What makes a martyr?
There is always some discussion of this and this is not the place to take it up. That said, just because a Christian dies or is killed they are not necessarily considered a martyr but is is also true that just because someone does not die that they are not a martyr?
I guess the question is this: is what you are doing enough to get you into trouble, possibly even killed?
Acacius was the bishop of Hither in Asia. He was arrested in the persecution of Emperor Trajan (Decius) for the crimes of Christianity and refusing to sacrifice to idols. He was brought before a man named Martian of the local Roman court. His defense of the Faith was so impressive that they set him free and Martin was promoted (depending upon your reading, both actions by the emperor himself). Because of his arrest and his willingness to die for the faith he is often listed as a martyr, but he apparently survived.
Natalia, on the other hand did not. She was a school teacher in Poznan, Poland and a very active Catholic. She was arrested, tortured, held to public ridicule, deported, imprisoned, sentenced to hard labor, and executed by the Nazis in the gas chambers of Ravensbrück.
Time can confuse the nature of our deaths, but it cannot erase the effects of our lives if we have lived them for Christ, without compromise or fear.
Perhaps being able to die to one's self in defense of the Faith is just as important as physical death in defense of the Faith?

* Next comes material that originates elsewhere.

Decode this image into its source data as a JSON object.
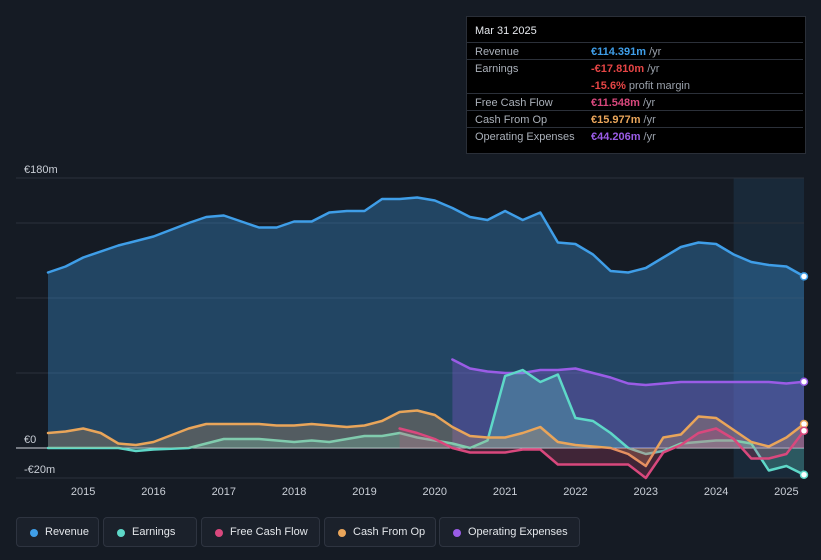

Whoever is in Christ is a new creation: the old things have passed away; behold, new things have come. And all this is from God, who has reconciled us to himself through Christ and given us the ministry of reconciliation, namely, God was reconciling the world to himself in Christ, not counting their trespasses against them and entrusting to us the message of reconciliation. So we are ambassadors for Christ, as if God were appealing through us. We implore you on behalf of Christ, be reconciled to God. For our sake he made him to be sin who did not know sin, so that we might become the righteousness of God in him.